O ChatGPT pode responder a uma consulta sobre um tema jurídico, sem dúvida. Mas é preciso ter em mente que, há muitos anos, a clientela tem à disposição a busca do Google, e é muito comum que faça pesquisas nessa ferramenta antes de ir para a consulta em um escritório. E nem por isso deixa de procurar os nossos serviços.

A tecnologia faz parte do dia a dia da sociedade e, no Judiciário, não seria diferente. Tribunais superiores já fazem uso da automação na gestão de demandas repetitivas, por exemplo.

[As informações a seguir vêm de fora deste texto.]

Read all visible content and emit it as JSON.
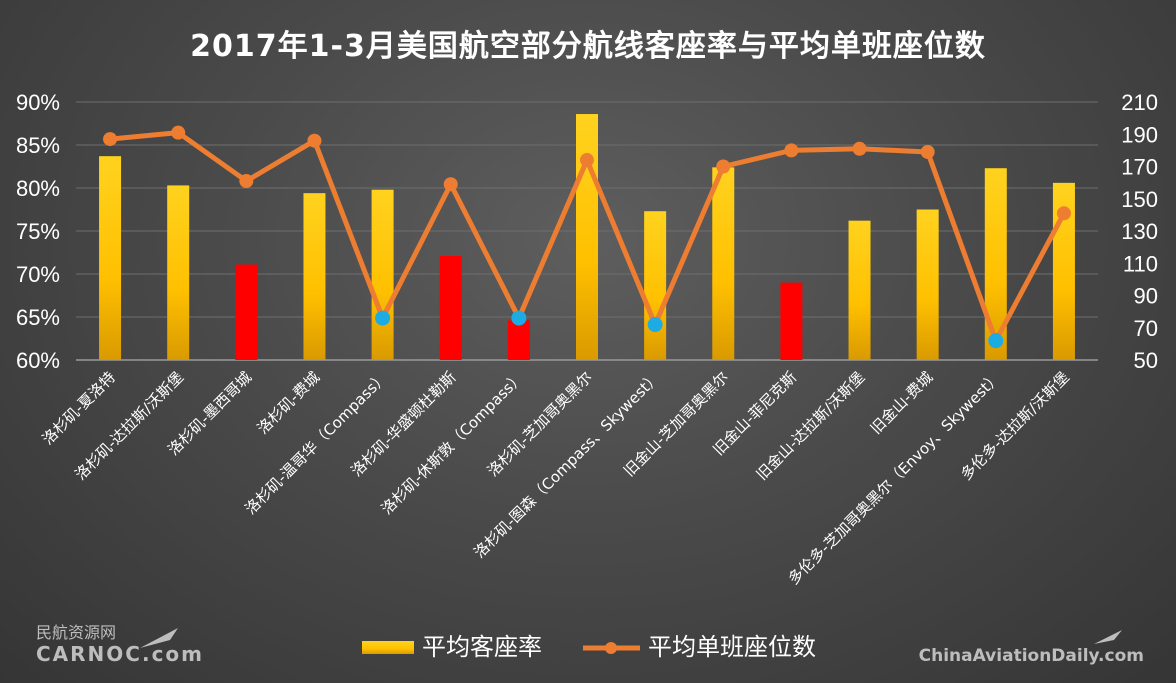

O Superior Tribunal de Justiça (STJ) tem o sistema Athos para triar casos com potencial de serem resolvidos por meio de precedentes qualificados. O Supremo Tribunal Federal (STF) usa o sistema Victor para análise de admissibilidade recursal. Com o volume de processos com os quais a Justiça brasileira lida, medidas como essa colaboram para acelerar a prestação jurisdicional e não devem ser recusadas.

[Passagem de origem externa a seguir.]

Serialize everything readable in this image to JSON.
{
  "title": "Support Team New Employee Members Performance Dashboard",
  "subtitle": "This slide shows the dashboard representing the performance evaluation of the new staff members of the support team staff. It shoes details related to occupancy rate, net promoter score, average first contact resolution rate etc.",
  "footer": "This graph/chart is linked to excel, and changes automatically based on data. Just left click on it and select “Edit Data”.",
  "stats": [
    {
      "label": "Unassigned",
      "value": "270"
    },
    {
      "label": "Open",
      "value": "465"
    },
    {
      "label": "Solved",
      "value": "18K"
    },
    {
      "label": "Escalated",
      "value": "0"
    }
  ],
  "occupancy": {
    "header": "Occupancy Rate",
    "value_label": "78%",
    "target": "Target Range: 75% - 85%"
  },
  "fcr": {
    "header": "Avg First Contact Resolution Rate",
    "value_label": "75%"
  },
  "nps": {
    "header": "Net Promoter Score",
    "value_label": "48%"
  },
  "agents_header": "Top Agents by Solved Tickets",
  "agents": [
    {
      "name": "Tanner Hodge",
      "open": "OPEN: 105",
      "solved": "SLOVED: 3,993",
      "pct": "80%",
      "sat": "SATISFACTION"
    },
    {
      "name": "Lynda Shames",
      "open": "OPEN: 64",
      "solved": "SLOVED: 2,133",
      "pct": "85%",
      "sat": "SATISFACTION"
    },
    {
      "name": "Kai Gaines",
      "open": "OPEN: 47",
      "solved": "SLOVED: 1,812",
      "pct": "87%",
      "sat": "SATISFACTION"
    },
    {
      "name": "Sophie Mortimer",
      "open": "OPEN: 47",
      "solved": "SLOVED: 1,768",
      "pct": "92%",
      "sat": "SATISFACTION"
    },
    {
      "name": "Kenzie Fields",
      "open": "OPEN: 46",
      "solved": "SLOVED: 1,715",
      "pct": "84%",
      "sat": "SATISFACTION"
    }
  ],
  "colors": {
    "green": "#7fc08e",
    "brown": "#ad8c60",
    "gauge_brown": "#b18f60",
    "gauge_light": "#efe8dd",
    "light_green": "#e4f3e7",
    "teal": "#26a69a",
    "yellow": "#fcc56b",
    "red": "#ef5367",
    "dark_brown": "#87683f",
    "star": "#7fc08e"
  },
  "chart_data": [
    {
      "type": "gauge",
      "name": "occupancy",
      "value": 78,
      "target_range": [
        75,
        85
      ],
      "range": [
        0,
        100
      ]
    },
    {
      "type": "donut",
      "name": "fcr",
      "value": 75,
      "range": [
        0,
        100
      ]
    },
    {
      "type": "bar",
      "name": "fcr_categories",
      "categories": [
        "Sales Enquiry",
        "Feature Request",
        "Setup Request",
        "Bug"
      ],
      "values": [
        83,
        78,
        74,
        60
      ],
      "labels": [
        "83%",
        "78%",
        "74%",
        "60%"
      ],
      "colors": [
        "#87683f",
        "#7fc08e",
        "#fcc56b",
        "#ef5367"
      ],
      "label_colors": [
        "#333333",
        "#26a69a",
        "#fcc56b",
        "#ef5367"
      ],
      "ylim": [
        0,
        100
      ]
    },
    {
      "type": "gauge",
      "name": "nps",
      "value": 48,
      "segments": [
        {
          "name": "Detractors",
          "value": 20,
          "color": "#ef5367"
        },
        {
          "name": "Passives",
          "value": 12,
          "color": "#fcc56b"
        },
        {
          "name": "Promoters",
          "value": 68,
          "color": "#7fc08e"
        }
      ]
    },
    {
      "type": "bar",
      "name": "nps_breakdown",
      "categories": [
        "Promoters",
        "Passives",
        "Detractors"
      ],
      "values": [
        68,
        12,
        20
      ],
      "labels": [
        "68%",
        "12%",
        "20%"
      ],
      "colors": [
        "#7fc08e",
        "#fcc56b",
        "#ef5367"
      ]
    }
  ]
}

Casos de mau uso da inteligência artificial por parte de advogados, no entanto, ganharam o noticiário e se mostram preocupantes. Em abril, o Tribunal Superior Eleitoral multou um advogado que fez pedido de ingresso como amicus curiae em petição escrita por meio do ChatGPT. Na peça, ele observa que os argumentos ofertados ao TSE em favor da procedência da ação “podem não ser os melhores”. E afirma usar o robô como forma de “protesto” contra o uso da tecnologia no Direito.

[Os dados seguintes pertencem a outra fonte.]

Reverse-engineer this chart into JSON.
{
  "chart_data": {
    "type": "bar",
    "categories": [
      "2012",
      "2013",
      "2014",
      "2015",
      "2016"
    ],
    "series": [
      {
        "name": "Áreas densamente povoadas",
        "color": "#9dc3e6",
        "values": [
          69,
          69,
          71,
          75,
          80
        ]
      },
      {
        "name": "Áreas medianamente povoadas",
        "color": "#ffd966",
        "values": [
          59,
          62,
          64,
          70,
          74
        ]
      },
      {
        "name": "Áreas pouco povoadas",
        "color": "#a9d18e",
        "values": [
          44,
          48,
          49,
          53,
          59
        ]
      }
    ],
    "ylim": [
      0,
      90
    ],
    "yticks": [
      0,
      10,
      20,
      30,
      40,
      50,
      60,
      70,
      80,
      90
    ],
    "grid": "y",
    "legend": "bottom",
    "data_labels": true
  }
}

Relator do caso, o Ministro Benedito Gonçalves negou a intervenção e aplicou multa de R$ 2,6 mil por litigância de má-fé. Há ainda o alerta de que o valor será duplicado em caso de reincidência. O caso foi motivo de acionamento do Conselho Nacional de Justiça (CNJ) para regulamentar a matéria. De fato, o Direito precisa acompanhar as mudanças e se adaptar a elas da melhor forma possível.

O ChatGPT é, de novo, um modelo de linguagem. Gera respostas coerentes de acordo com o contexto da pergunta. Isso não significa que sejam corretas ou precisas. Nem mesmo as mais atualizadas. Ele foi treinado até setembro de 2021. Há, ainda, questões sobre acesso a dados pessoais e segurança de dados. É uma ferramenta com pouca idade e, portanto, deve ser olhada no seu potencial, mas com cautela. Ainda há muito o que compreender a respeito dela. 

Como qualquer nova tecnologia, merece atenção. Afinal, é inexorável o avanço da sociedade no sentido do aprimoramento das ferramentas. Aqueles que forem capazes de manejá-lo, como um instrumento para indicar caminhos ou dar suporte à redação de documentos e, assim, poupar tempo para a reflexão jurídica propriamente dita, terão, indubitavelmente, um diferencial.

Mas é um acréscimo à formação tradicional, à experiência do dia a dia, às habilidades de leitura, interpretação e conexão de fatos e textos legais. Comunicação, criatividade e inteligência emocional também são qualidades de um bom profissional. A inteligência artificial carrega a promessa de ser disruptiva para a advocacia, como outras tantas tecnologias já o foram. Dominá-la será um diferencial, mas nada substituirá o advogado ou a advogada.